From: Jay Vosburgh <fubar@us.ibm.com>
To: Jiri Bohac <jbohac@suse.cz>
Cc: bonding-devel@lists.sourceforge.net, markine@google.com,
jarkao2@gmail.com, chavey@google.com, netdev@vger.kernel.org
Subject: Re: [RFC] bonding: fix workqueue re-arming races
Date: Wed, 01 Sep 2010 17:54:00 -0700 [thread overview]
Message-ID: <3617.1283388840@death> (raw)

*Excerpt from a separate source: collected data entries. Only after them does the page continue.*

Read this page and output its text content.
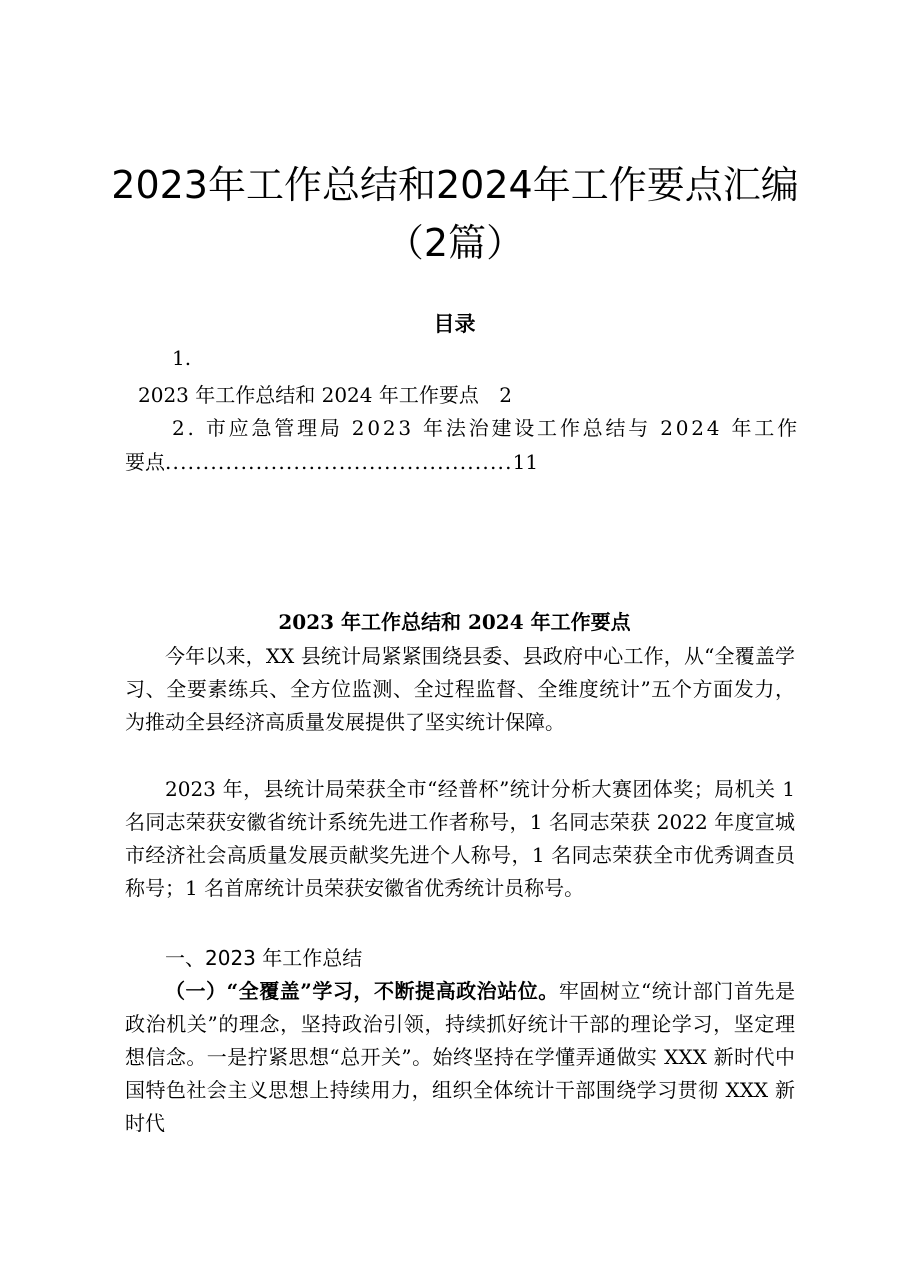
2023年工作总结和2024年工作要点汇编（2篇）
目录
1.
2023 年工作总结和 2024 年工作要点 2
2. 市应急管理局 2023 年法治建设工作总结与 2024 年工作
要点..............................................11
2023 年工作总结和 2024 年工作要点

今年以来，XX 县统计局紧紧围绕县委、县政府中心工作，从“全覆盖学习、全要素练兵、全方位监测、全过程监督、全维度统计”五个方面发力，为推动全县经济高质量发展提供了坚实统计保障。

2023 年，县统计局荣获全市“经普杯”统计分析大赛团体奖；局机关 1 名同志荣获安徽省统计系统先进工作者称号，1 名同志荣获 2022 年度宣城市经济社会高质量发展贡献奖先进个人称号，1 名同志荣获全市优秀调查员称号；1 名首席统计员荣获安徽省优秀统计员称号。

一、2023 年工作总结

（一）“全覆盖”学习，不断提高政治站位。牢固树立“统计部门首先是政治机关”的理念，坚持政治引领，持续抓好统计干部的理论学习，坚定理想信念。一是拧紧思想“总开关”。始终坚持在学懂弄通做实 XXX 新时代中国特色社会主义思想上持续用力，组织全体统计干部围绕学习贯彻 XXX 新时代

In-Reply-To: <20100901205656.GA14982@smudla-wifi.bakulak.kosire.czf>
Jiri Bohac <jbohac@suse.cz> wrote:
>On Wed, Sep 01, 2010 at 01:00:38PM -0700, Jay Vosburgh wrote:
>> Jiri Bohac <jbohac@suse.cz> wrote:
>> >I don't think this patch opens new races. The current race
>> >scenario is:
>> >
>> >1) schedule_delayed_work(foo)
>> >2) foo's timer expires and foo is queued on bond->wq
>> > (possibly, foo starts to run and either gets preempted or
>> > sleeps on rtnl)
>> >3) bond_close() sets kill_timers=1 and calls
>> > cancel_delayed_work() which accomplishes nothing
>> >4) bond_open() sets kill_timers=0
>> >5) bond_open() calls schedule_delayed_work(bar)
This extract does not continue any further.